Most agent workflows react only to explicit user requests and therefore miss many useful but latent problems in a broader context. TIDE reframes this as a proactive multi-problem discovery task and shows that combining iterative rounds of candidate generation with reusable thought templates uncovers coexisting issues more comprehensively and grounds each discovery in evidence and suggested actions.
Key Findings
- Iterative discovery: generating a small batch per round while conditioning on previously found items reduces repetition and extends coverage, so agents find more distinct problems than single-shot predictors.
- Thought templates: distilled, reusable schemas guide what contextual signals to attend to and how to connect them, so individual discoveries are anchored in recognizable problem classes rather than vague claims.
- Empirical validation: evaluated on two realistic settings (personal workspaces and software repositories) across four model backbones, TIDE outperforms single-shot and parallel multi-agent baselines on task coverage, identification accuracy, and actionable resolution rates.
Who it's for and tradeoffs
Great fit if you build agent systems that should proactively surface latent issues (e.g., assistant features over documents, codebases, or toolchains) and need discoveries to be evidence-backed and operational (paired with actions).
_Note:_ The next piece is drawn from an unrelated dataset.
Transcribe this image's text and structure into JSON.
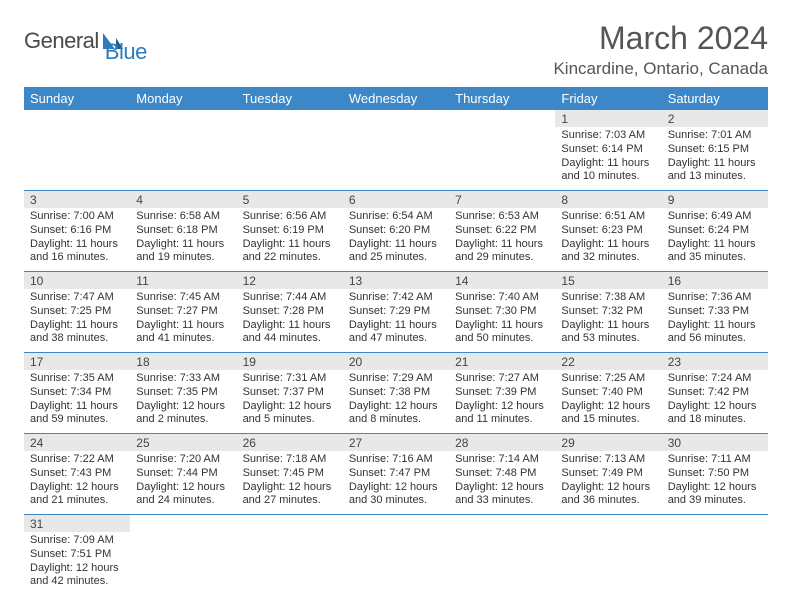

Look elsewhere if your environment demands strict, deterministic rule-based alerts (TIDE relies on learned/backed LLM behavior) or if latency per discovery must be minimal—iterative rounds increase compute and interaction steps compared with a single-shot pass.
Method overview
TIDE combines two complementary mechanisms: (1) iterative candidate generation that conditions each round on previously accepted discoveries to prioritize novelty and coverage; and (2) thought templates—reusable, distilled schemas that specify what signals to check and how to connect them, which reduce generic, unsupported claims and make outputs easier to interpret and act on. The paper includes analyses across model backbones and application domains to demonstrate practical gains and typical failure modes.